"If them four fellows come again," said the Indian, "my name Dennis."
I wondered how Apache Kid could titter at this remark.
I thought perhaps that it was half excitement that caused the laugh. It was not that exactly, however. It was something else.
"As you remarked," said he to the sheriff, "it's a pity about that mud-slide," and he swung his revolver to and fro in a limp hand.
"Don't drop that gun o' yours," said the sheriff in anxiety. "Don't you give the show plumb away. By Jimminy! they are meditatin' another. Say! Guess I 'll palaver again some."
He leaped to his feet and waved the palm of his hand toward the four and then set it to the side of his mouth like a speaking-trumpet.
"I tell yous," he cried, "I 'm not a bloody man. I'm ag'in blood. That's why I give you this last reminder that you 're kickin' ag'in the law and I advise you to take warnin' from what you got already. If I was n't ag'in blood, I would n't talk at all."

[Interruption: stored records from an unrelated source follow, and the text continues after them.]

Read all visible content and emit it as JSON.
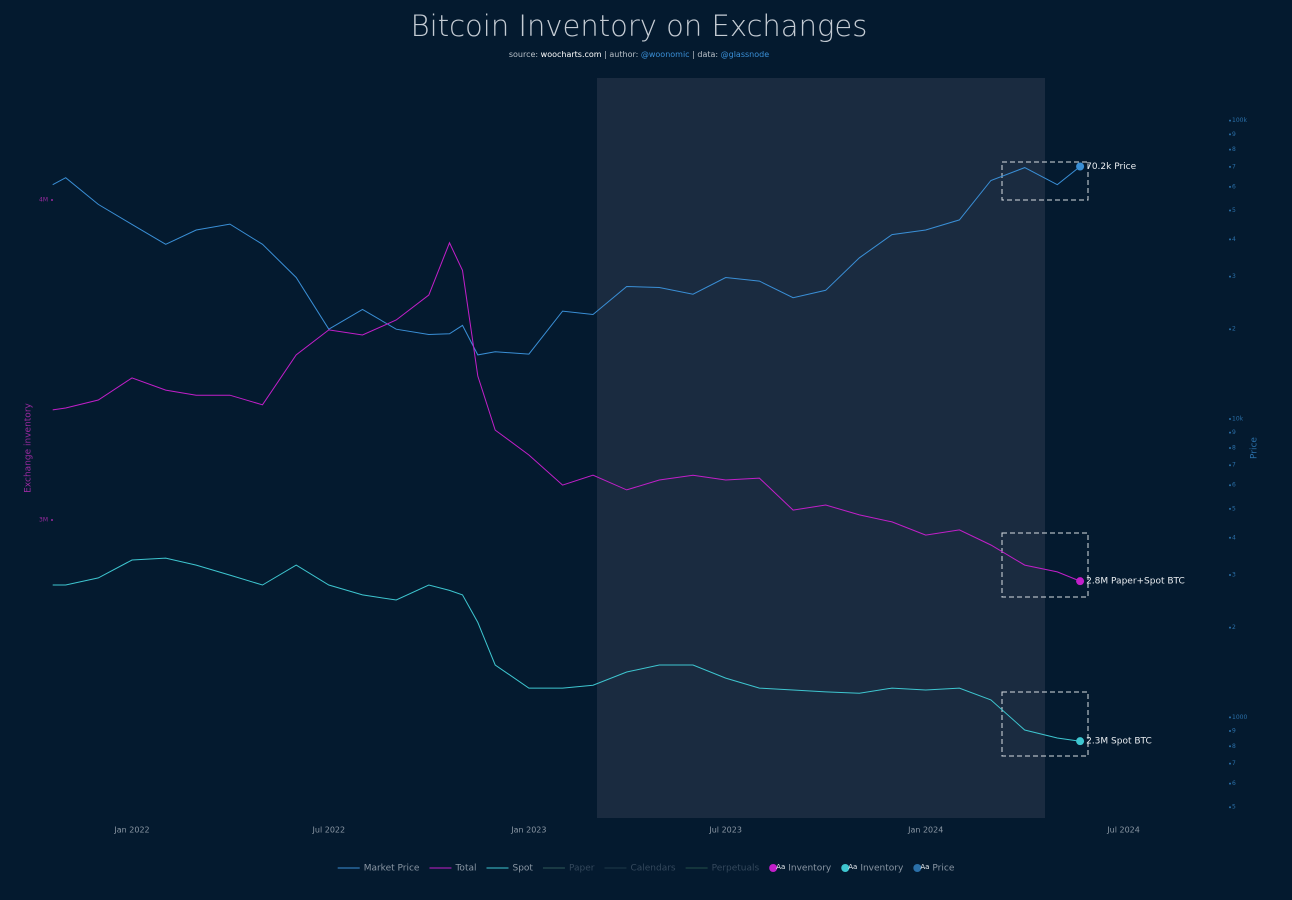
{
  "chart_data": {
    "type": "line",
    "title": "Bitcoin Inventory on Exchanges",
    "subtitle": [
      "source: ",
      "woocharts.com",
      " | author: ",
      "@woonomic",
      " | data: ",
      "@glassnode"
    ],
    "ylabel": "Exchange inventory",
    "y2label": "Price",
    "x": [
      "2021-10-20",
      "2021-11-01",
      "2021-12-01",
      "2022-01-01",
      "2022-02-01",
      "2022-03-01",
      "2022-04-01",
      "2022-05-01",
      "2022-06-01",
      "2022-07-01",
      "2022-08-01",
      "2022-09-01",
      "2022-10-01",
      "2022-10-20",
      "2022-11-01",
      "2022-11-15",
      "2022-12-01",
      "2023-01-01",
      "2023-02-01",
      "2023-03-01",
      "2023-04-01",
      "2023-05-01",
      "2023-06-01",
      "2023-07-01",
      "2023-08-01",
      "2023-09-01",
      "2023-10-01",
      "2023-11-01",
      "2023-12-01",
      "2024-01-01",
      "2024-02-01",
      "2024-03-01",
      "2024-04-01",
      "2024-05-01",
      "2024-05-22"
    ],
    "xlim": [
      "2021-10-01",
      "2024-09-01"
    ],
    "xticks": [
      {
        "value": "2022-01-01",
        "label": "Jan 2022"
      },
      {
        "value": "2022-07-01",
        "label": "Jul 2022"
      },
      {
        "value": "2023-01-01",
        "label": "Jan 2023"
      },
      {
        "value": "2023-07-01",
        "label": "Jul 2023"
      },
      {
        "value": "2024-01-01",
        "label": "Jan 2024"
      },
      {
        "value": "2024-07-01",
        "label": "Jul 2024"
      }
    ],
    "ylim": [
      2069000,
      4381000
    ],
    "yticks": [
      {
        "value": 3000000,
        "label": "3M"
      },
      {
        "value": 4000000,
        "label": "4M"
      }
    ],
    "y2lim": [
      460,
      139000
    ],
    "y2scale": "log",
    "y2ticks": [
      {
        "value": 100000,
        "label": "100k"
      },
      {
        "value": 90000,
        "label": "9"
      },
      {
        "value": 80000,
        "label": "8"
      },
      {
        "value": 70000,
        "label": "7"
      },
      {
        "value": 60000,
        "label": "6"
      },
      {
        "value": 50000,
        "label": "5"
      },
      {
        "value": 40000,
        "label": "4"
      },
      {
        "value": 30000,
        "label": "3"
      },
      {
        "value": 20000,
        "label": "2"
      },
      {
        "value": 10000,
        "label": "10k"
      },
      {
        "value": 9000,
        "label": "9"
      },
      {
        "value": 8000,
        "label": "8"
      },
      {
        "value": 7000,
        "label": "7"
      },
      {
        "value": 6000,
        "label": "6"
      },
      {
        "value": 5000,
        "label": "5"
      },
      {
        "value": 4000,
        "label": "4"
      },
      {
        "value": 3000,
        "label": "3"
      },
      {
        "value": 2000,
        "label": "2"
      },
      1000,
      {
        "value": 900,
        "label": "9"
      },
      {
        "value": 800,
        "label": "8"
      },
      {
        "value": 700,
        "label": "7"
      },
      {
        "value": 600,
        "label": "6"
      },
      {
        "value": 500,
        "label": "5"
      }
    ],
    "grid": false,
    "series": [
      {
        "name": "Market Price",
        "color": "#3a8fd6",
        "axis": "y2",
        "annotation": "70.2k Price",
        "values": [
          61000,
          64400,
          52400,
          44900,
          38500,
          43000,
          45000,
          38500,
          29800,
          20000,
          23300,
          20000,
          19200,
          19300,
          20600,
          16400,
          16800,
          16500,
          23000,
          22400,
          27800,
          27600,
          26200,
          29800,
          29000,
          25500,
          27000,
          34700,
          41500,
          43000,
          46500,
          63000,
          69600,
          61000,
          70200
        ]
      },
      {
        "name": "Total",
        "color": "#c21fc9",
        "annotation": "2.8M Paper+Spot BTC",
        "values": [
          3344000,
          3350000,
          3375000,
          3444000,
          3406000,
          3390000,
          3390000,
          3360000,
          3516000,
          3594000,
          3578000,
          3625000,
          3703000,
          3866000,
          3780000,
          3450000,
          3281000,
          3203000,
          3109000,
          3140000,
          3094000,
          3125000,
          3140000,
          3125000,
          3131000,
          3031000,
          3047000,
          3016000,
          2994000,
          2953000,
          2969000,
          2922000,
          2859000,
          2838000,
          2809000
        ]
      },
      {
        "name": "Spot",
        "color": "#3ec6d0",
        "annotation": "2.3M Spot BTC",
        "values": [
          2797000,
          2797000,
          2819000,
          2875000,
          2881000,
          2859000,
          2828000,
          2797000,
          2859000,
          2797000,
          2766000,
          2750000,
          2797000,
          2780000,
          2766000,
          2680000,
          2547000,
          2475000,
          2475000,
          2484000,
          2525000,
          2547000,
          2547000,
          2506000,
          2475000,
          2469000,
          2463000,
          2459000,
          2475000,
          2469000,
          2475000,
          2438000,
          2344000,
          2319000,
          2309000
        ]
      }
    ],
    "legend_hidden": [
      {
        "name": "Paper",
        "color": "#2f5a5a"
      },
      {
        "name": "Calendars",
        "color": "#1e3a48"
      },
      {
        "name": "Perpetuals",
        "color": "#245048"
      }
    ],
    "marker_legend": [
      {
        "symbol": "Aa",
        "name": "Inventory",
        "color": "#c21fc9"
      },
      {
        "symbol": "Aa",
        "name": "Inventory",
        "color": "#3ec6d0"
      },
      {
        "symbol": "Aa",
        "name": "Price",
        "color": "#2a6fa8"
      }
    ]
  }
}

Apache Kid tittered again.
"You need n't just tell them it's your own blood you are thinking of, Sheriff."
"No!" said the sheriff, with a queer, flat look about his face—I don't know how else to describe it—"I 've said enough, I reckon. If I seem anxious to spare 'em and warn 'em off some more, they might be liable to tumble to it that we 've put up our last fight, eh?" And he gave a grim, mirthless laugh.